Los trabajos los realizábamos en el desierto, sobre la arena, malamente tapados con lonas que no impedían traspasar el calor infernal que hacía allí. Mis compañeros estaban siempre con el casette encendido y los auriculares puestos escuchando su música favorita para poder evadirse un poco de las condiciones tan duras que padecíamos, pero a mi lo que me gustaba era el sonido de la brocha esparciendo la arena hacia los lados para finalmente recogerla en un cubo que era sacado al exterior. Cuando el sonido era distinto es que allí había algo más, la alegría de localizar un trozo de vasija o de cuero, o el éxito de tropezar con algo más importante, me resarcía de los agobios pasados.
Un buen día el Arqueólogo Jefe y el Supervisor tuvieron que acudir a una reunión en la capital, dejándonos solos en la excavación. Estaba algo intranquila porque temía que los obreros, sin los jefes, pudieran sobrepasarse y tanto Nadine como yo parecíamos objeto de sus deseos. Los chicos habían llevado un radio casette de pilas y tras sintonizar una radio extranjera, disfrutamos de la música mientras trabajábamos.
Al principio me molestaba un poco y no me dejaba oír bien el sonido de mi brocha, pero de repente oí las notas de los primeros acordes de una canción.
Mi subconsciente la reconoció al instante, y como si fuera un muelle, me levanté y comencé a bailar, gesticular y berrear aquella canción, igual que mi amiga Paqui unos años atrás.
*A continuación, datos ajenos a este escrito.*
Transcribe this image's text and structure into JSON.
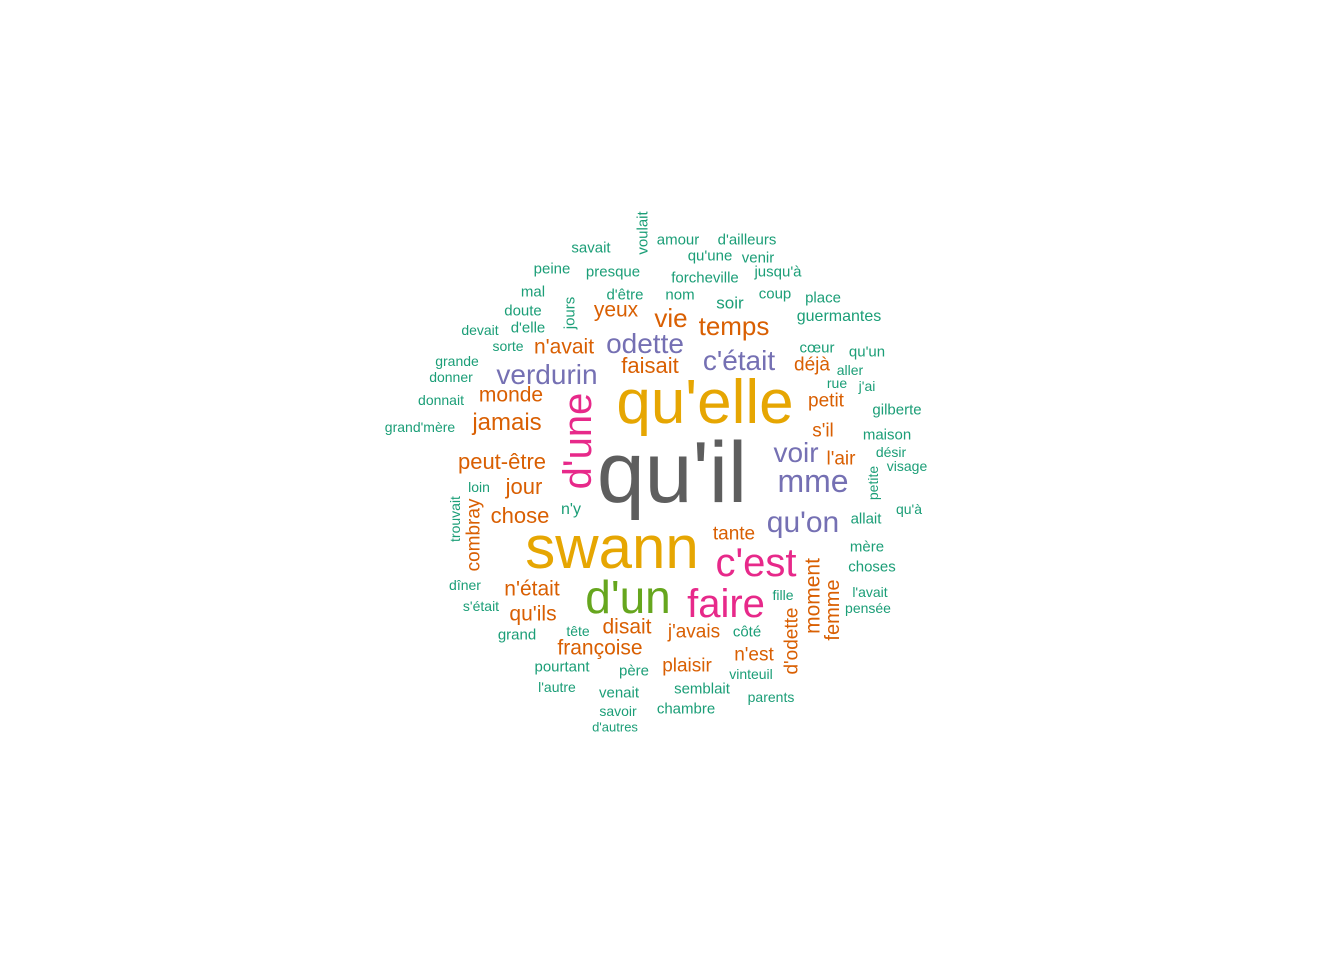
{
  "colors": {
    "rank1": "#5e5e5e",
    "rank2": "#e6a602",
    "rank3": "#e7298a",
    "rank4": "#66a61e",
    "rank5": "#7570b3",
    "rank6": "#d95f02",
    "rank7": "#1b9e77"
  },
  "words": [
    {
      "text": "qu'il",
      "rank": 1
    },
    {
      "text": "qu'elle",
      "rank": 2
    },
    {
      "text": "swann",
      "rank": 2
    },
    {
      "text": "d'une",
      "rank": 3
    },
    {
      "text": "c'est",
      "rank": 3
    },
    {
      "text": "faire",
      "rank": 3
    },
    {
      "text": "d'un",
      "rank": 4
    },
    {
      "text": "odette",
      "rank": 5
    },
    {
      "text": "verdurin",
      "rank": 5
    },
    {
      "text": "c'était",
      "rank": 5
    },
    {
      "text": "voir",
      "rank": 5
    },
    {
      "text": "mme",
      "rank": 5
    },
    {
      "text": "qu'on",
      "rank": 5
    },
    {
      "text": "temps",
      "rank": 6
    },
    {
      "text": "vie",
      "rank": 6
    },
    {
      "text": "yeux",
      "rank": 6
    },
    {
      "text": "n'avait",
      "rank": 6
    },
    {
      "text": "faisait",
      "rank": 6
    },
    {
      "text": "monde",
      "rank": 6
    },
    {
      "text": "jamais",
      "rank": 6
    },
    {
      "text": "peut-être",
      "rank": 6
    },
    {
      "text": "jour",
      "rank": 6
    },
    {
      "text": "chose",
      "rank": 6
    },
    {
      "text": "combray",
      "rank": 6
    },
    {
      "text": "n'était",
      "rank": 6
    },
    {
      "text": "qu'ils",
      "rank": 6
    },
    {
      "text": "disait",
      "rank": 6
    },
    {
      "text": "françoise",
      "rank": 6
    },
    {
      "text": "j'avais",
      "rank": 6
    },
    {
      "text": "plaisir",
      "rank": 6
    },
    {
      "text": "tante",
      "rank": 6
    },
    {
      "text": "moment",
      "rank": 6
    },
    {
      "text": "femme",
      "rank": 6
    },
    {
      "text": "d'odette",
      "rank": 6
    },
    {
      "text": "n'est",
      "rank": 6
    },
    {
      "text": "déjà",
      "rank": 6
    },
    {
      "text": "petit",
      "rank": 6
    },
    {
      "text": "s'il",
      "rank": 6
    },
    {
      "text": "l'air",
      "rank": 6
    },
    {
      "text": "voulait",
      "rank": 7
    },
    {
      "text": "amour",
      "rank": 7
    },
    {
      "text": "d'ailleurs",
      "rank": 7
    },
    {
      "text": "savait",
      "rank": 7
    },
    {
      "text": "qu'une",
      "rank": 7
    },
    {
      "text": "venir",
      "rank": 7
    },
    {
      "text": "peine",
      "rank": 7
    },
    {
      "text": "presque",
      "rank": 7
    },
    {
      "text": "forcheville",
      "rank": 7
    },
    {
      "text": "jusqu'à",
      "rank": 7
    },
    {
      "text": "mal",
      "rank": 7
    },
    {
      "text": "jours",
      "rank": 7
    },
    {
      "text": "d'être",
      "rank": 7
    },
    {
      "text": "nom",
      "rank": 7
    },
    {
      "text": "coup",
      "rank": 7
    },
    {
      "text": "place",
      "rank": 7
    },
    {
      "text": "doute",
      "rank": 7
    },
    {
      "text": "soir",
      "rank": 7
    },
    {
      "text": "guermantes",
      "rank": 7
    },
    {
      "text": "devait",
      "rank": 7
    },
    {
      "text": "d'elle",
      "rank": 7
    },
    {
      "text": "sorte",
      "rank": 7
    },
    {
      "text": "cœur",
      "rank": 7
    },
    {
      "text": "qu'un",
      "rank": 7
    },
    {
      "text": "grande",
      "rank": 7
    },
    {
      "text": "donner",
      "rank": 7
    },
    {
      "text": "aller",
      "rank": 7
    },
    {
      "text": "rue",
      "rank": 7
    },
    {
      "text": "j'ai",
      "rank": 7
    },
    {
      "text": "donnait",
      "rank": 7
    },
    {
      "text": "gilberte",
      "rank": 7
    },
    {
      "text": "grand'mère",
      "rank": 7
    },
    {
      "text": "maison",
      "rank": 7
    },
    {
      "text": "désir",
      "rank": 7
    },
    {
      "text": "visage",
      "rank": 7
    },
    {
      "text": "petite",
      "rank": 7
    },
    {
      "text": "loin",
      "rank": 7
    },
    {
      "text": "trouvait",
      "rank": 7
    },
    {
      "text": "n'y",
      "rank": 7
    },
    {
      "text": "allait",
      "rank": 7
    },
    {
      "text": "qu'à",
      "rank": 7
    },
    {
      "text": "mère",
      "rank": 7
    },
    {
      "text": "choses",
      "rank": 7
    },
    {
      "text": "dîner",
      "rank": 7
    },
    {
      "text": "l'avait",
      "rank": 7
    },
    {
      "text": "s'était",
      "rank": 7
    },
    {
      "text": "fille",
      "rank": 7
    },
    {
      "text": "pensée",
      "rank": 7
    },
    {
      "text": "grand",
      "rank": 7
    },
    {
      "text": "tête",
      "rank": 7
    },
    {
      "text": "côté",
      "rank": 7
    },
    {
      "text": "pourtant",
      "rank": 7
    },
    {
      "text": "père",
      "rank": 7
    },
    {
      "text": "vinteuil",
      "rank": 7
    },
    {
      "text": "l'autre",
      "rank": 7
    },
    {
      "text": "venait",
      "rank": 7
    },
    {
      "text": "semblait",
      "rank": 7
    },
    {
      "text": "parents",
      "rank": 7
    },
    {
      "text": "savoir",
      "rank": 7
    },
    {
      "text": "chambre",
      "rank": 7
    },
    {
      "text": "d'autres",
      "rank": 7
    }
  ]
}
Déjame, ya no tiene sentido,
es mejor que sigas tu camino,
que yo el mío seguiré,
por eso ahora déjame…”

“No hay nada que ahora ya, puedas hacer
porque a tu lado yo,
no volveré, no volveré…”

En aquella radio se había colado un vestigio de mi pasado, de mi casa, y el subidón de adrenalina me animó para el resto de días que allí me quedaban, también a mis compañeros, porque tras el susto que se llevaron al verme reaccionar de aquella manera, me secundaron, y sin entender palabra de la letra, comenzaron a bailarla.
Los obreros egipcios pensaron al principio que habíamos caído en la maldición de la momia que andábamos buscando y se alejaron de nosotros.
A partir de aquel día, en el autobús que nos llevaba de vuelta al hotel, siempre cantábamos esa canción, mis compañeros con acento guiri y yo animándoles con los mismos movimientos que había visto tantas veces hacer a Paqui.
¡Qué recuerdos!
Ya han pasado unos cuantos años, tantos que el próximo me jubilaré en mi puesto de Supervisora del British Musseum de Londres.
He seguido en contacto con Egipto al visitar las excavaciones que patrocina el museo y veo como año tras año cambian los estudiantes, pero la ilusión por descubrir vestigios del pasado sigue estando intacta a pesar del cambio generacional.
No penséis que porque soy mayor y me voy a jubilar pronto me siento vieja o alicaída, ¡que va! Cuando veo acercar la tristeza, me cojo mi Iphone5 con los cascos, me doy un garbeo por la Sección Egipcia del museo, conecto la canción de los Secretos y me pongo a bailar y cantar delante de las momias, testigos mudos de mi actuación, bueno y Andrew el guarda de seguridad del museo.

Déjame, ya no tiene sentido,
es mejor que sigas tu camino,
que yo el mío seguiré,
por eso ahora déjame…”

“Tuviste una oportunidad
y la dejaste escapar...”

Para vuestra curiosidad os diré que mi amiga Paqui se reconcilió con su novio, y actualmente son felices padres y abuelos.